Si la majorité des plastiques sont recyclables, peu le sont dans les faits, selon l’expertise INRAE-CNRS. En France, un tiers est mis en décharge, un tiers incinéré et un tiers recyclé. Pourquoi si peu de recyclage ? Selon les experts, le recyclage nécessite l’ajout d’additifs voire de nouveaux plastiques pour maintenir des propriétés fonctionnelles et est susceptible de véhiculer des contaminants. « La complexité des plastiques rend le recyclage difficile et aucune technologie actuelle ne permet leur réutilisation complète ».

Les plastiques biosourcés n’échappent pas à l’inclusion d’additifs, voire de polymères pétrosourcés, ce qui complique leur traitement. Quant à leur biodégradabilité, elle est toute relative. « Les plastiques biodégradables restent faiblement biodégradés en conditions réelles (sols, compost domestique) et ne se décomposent que dans des conditions très spécifiques, voire uniquement en milieu industriel contrôlé », indique l’étude.

Vers des stratégies « réalistes » de réduction

Entre les limites technologiques du recyclage, une « action plus curative que préventive », et qui donne à penser que « consommer du plastique reste acceptable », et de l’autre, la très grande « plasticité » des plastiques utilisés pour protéger, préserver, transporter et promouvoir par le design et l’étiquetage les produits alimentaires, répondant à la fois aux contraintes réglementaires et aux besoins des acteurs économiques de la chaîne d’approvisionnement (légèreté, robustesse, faible coût, etc.), la réduction des usages et des impacts des plastiques est un véritable défi.

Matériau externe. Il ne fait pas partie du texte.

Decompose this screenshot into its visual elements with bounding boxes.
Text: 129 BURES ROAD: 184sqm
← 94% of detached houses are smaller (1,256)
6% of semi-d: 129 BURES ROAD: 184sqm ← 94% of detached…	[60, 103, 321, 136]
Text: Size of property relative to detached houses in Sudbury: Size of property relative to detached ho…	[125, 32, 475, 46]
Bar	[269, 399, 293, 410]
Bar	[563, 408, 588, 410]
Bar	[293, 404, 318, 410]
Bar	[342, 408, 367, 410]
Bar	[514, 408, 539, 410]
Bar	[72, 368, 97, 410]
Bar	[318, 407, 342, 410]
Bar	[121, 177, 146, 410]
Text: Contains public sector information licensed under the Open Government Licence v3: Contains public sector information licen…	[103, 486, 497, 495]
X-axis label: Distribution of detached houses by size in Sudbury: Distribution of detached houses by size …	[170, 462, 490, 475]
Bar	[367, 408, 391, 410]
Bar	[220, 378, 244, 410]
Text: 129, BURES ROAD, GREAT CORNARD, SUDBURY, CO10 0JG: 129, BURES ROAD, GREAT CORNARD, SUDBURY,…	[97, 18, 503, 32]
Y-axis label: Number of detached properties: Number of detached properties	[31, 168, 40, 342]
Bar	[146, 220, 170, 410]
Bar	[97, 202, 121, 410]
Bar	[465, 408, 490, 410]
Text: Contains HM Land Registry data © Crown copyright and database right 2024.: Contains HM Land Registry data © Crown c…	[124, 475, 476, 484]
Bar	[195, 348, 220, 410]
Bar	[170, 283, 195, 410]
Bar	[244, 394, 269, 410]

Les stratégies de réduction mentionnent l'éducation à l’environnement, le contrôle de la pratique du lobbying et des politiques de régulation qui sont en vigueur, comme la directive sur les plastiques à usage unique ou la loi anti-gaspillage pour une économie circulaire, et en devenir, comme les négociations sur un traité mondial pour lutter contre les pollutions plastiques. « Un axe de recherche scientifique important sera désormais de documenter précisément les usages réputés essentiels des plastiques tout au long de la chaîne de valeur, pour identifier des scénarios réalistes de réduction de leur production et de leur consommation », conclut l’expertise scientifique.